Comme on aimerait écrire sur ce sujet, se rebeller, avoir une opinion, la défendre. Malheureusement, c'est un faux sujet, presque un faux en écriture.


Les citoyens sont partout dans la Justice: Commerce, prudhommes, Baux ruraux, commissions d'arbitrage, Enfants, Assises, affaires de sécurité sociale, Commissions de révision des loyers, juges de
proximité, concilliateurs. Ils sont plus nombreux que les magistrats de carrière.


Que vient faire cette histoire de jury correctionnel, assorti d'une clause de gravité dont personne ne peut déterminer l'échelle ? Une affaire correctionnelle peut, sans blessé, ni victime
lamentable être bien plus difficile qu'un procès d'assises et comment inculquera t-on aux jurés les notions indispensables de procédure, de droit fondamental tenant au droit des affaires, par
exemple ?


Plus j'avance dans le temps, plus j'ai l'impression d'une volonté de tout remettre en cause, mais sans réfléchir. Le Juge d'instruction, à la trappe ? promis, juré. Pensez donc, toujours là, et
pour longtemps encore et tant mieux.


La libération conditionnelle, les réductions de peine ? C'est binaire, scandale ou no scandale comme s'il y avait un homme, seul, alors que dezrrière et à côté de lui il y la commission
d'application des peines, une équipe de professionnels aguerris, qui savent où ils vont. Et ces gens-là vont être remplacés par les archanges du savoir, détenteurs de la sagesse populaire ?
Introduire la démocratie dans la Justice, c'est y introduire un virus mortel, on l'a vu à la Libération.
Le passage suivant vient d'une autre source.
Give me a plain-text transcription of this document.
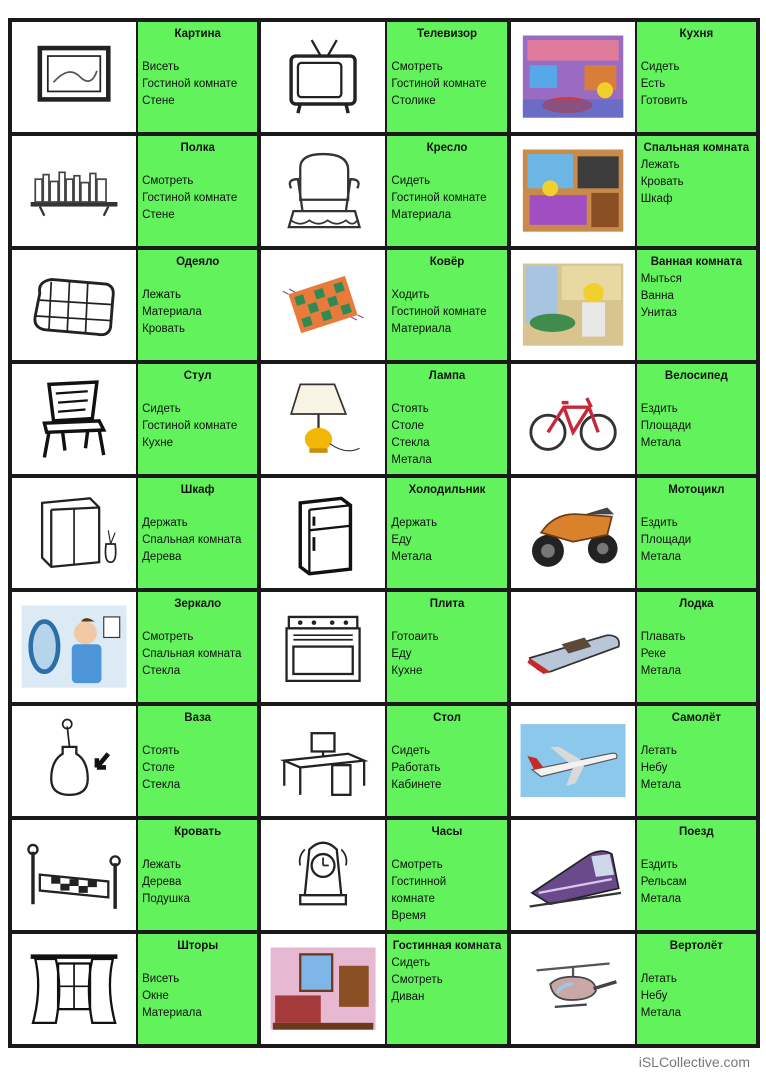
Картина
Висеть
Гостиной комнате
Стене
Телевизор
Смотреть
Гостиной комнате
Столике
Кухня
Сидеть
Есть
Готовить
Полка
Смотреть
Гостиной комнате
Стене
Кресло
Сидеть
Гостиной комнате
Материала
Спальная комната
Лежать
Кровать
Шкаф
Одеяло
Лежать
Материала
Кровать
Ковёр
Ходить
Гостиной комнате
Материала
Ванная комната
Мыться
Ванна
Унитаз
Стул
Сидеть
Гостиной комнате
Кухне
Лампа
Стоять
Столе
Стекла
Метала
Велосипед
Ездить
Площади
Метала
Шкаф
Держать
Спальная комната
Дерева
Холодильник
Держать
Еду
Метала
Мотоцикл
Ездить
Площади
Метала
Зеркало
Смотреть
Спальная комната
Стекла
Плита
Готоаить
Еду
Кухне
Лодка
Плавать
Реке
Метала
Ваза
Стоять
Столе
Стекла
Стол
Сидеть
Работать
Кабинете
Самолёт
Летать
Небу
Метала
Кровать
Лежать
Дерева
Подушка
Часы
Смотреть
Гостинной
комнате
Время
Поезд
Ездить
Рельсам
Метала
Шторы
Висеть
Окне
Материала
Гостинная комната
Сидеть
Смотреть
Диван
Вертолёт
Летать
Небу
Метала
iSLCollective.com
Les exemples que j'ai donnés ne sont pas de la démocratie, c'est de la République, tout autre chose.


 



Jolly Jumper 18/11/2010 20:25



Espoir...


Je reste néanmoins optimiste car le jury sera entouré (enfin, c'est ce que j'ai compris : à confirmer (?)) de professionnels cléments... Mais reste à savoir s'ils
seront écoutés du fait d'une forme actuelle de mépris caché vis à vis de la Justice... Et à trop dénigrer sur la Justice .. et à "manipuler" les personnes via les faits divers diffusés non stop
dans les médias ... Le jury sera-t-il "réceptif" à écouter et entendre les arguments des magistrats ?...



Jolly Jumper 18/11/2010 19:47



Bonsoir à tous,


Nouvelle idée du nouveau gouvernement : jurés populaires en correctionnelle : pourquoi pas ? J'espère toutefois que le jury ne sera pas "imprégné" d'idées d'extrêmes
droites du Front National... Rien que d'y penser : j'ai des craintes.. Mais la meilleure idée ne serait-elle pas de donner tout simplement plus de moyens à la Justice ? ... Sur ce, bonne soirée à
tous,



Parolesdejuges 18/11/2010 19:55



Ce qui est certain c'est que le projet gouvernemental est plein d'arrières-pensées (cf. mon article précédent sur le blog), puisqu'il avait été dit, sans gêne, que le but c'était d'avoir des
décisions globalement plus sévères.
Le peuple impitoyable ? Il est vrai que comme vous le dites à juste titre on peut avoir quelques craintes..
MH



Régis 18/11/2010 13:37



Bonjour, vous avez sans doute noté que M. SARKOZY avait également évoqué l'idée de prévoir des jurés pour les affaires "les plus graves" devant les Tribunaux Correctionnels.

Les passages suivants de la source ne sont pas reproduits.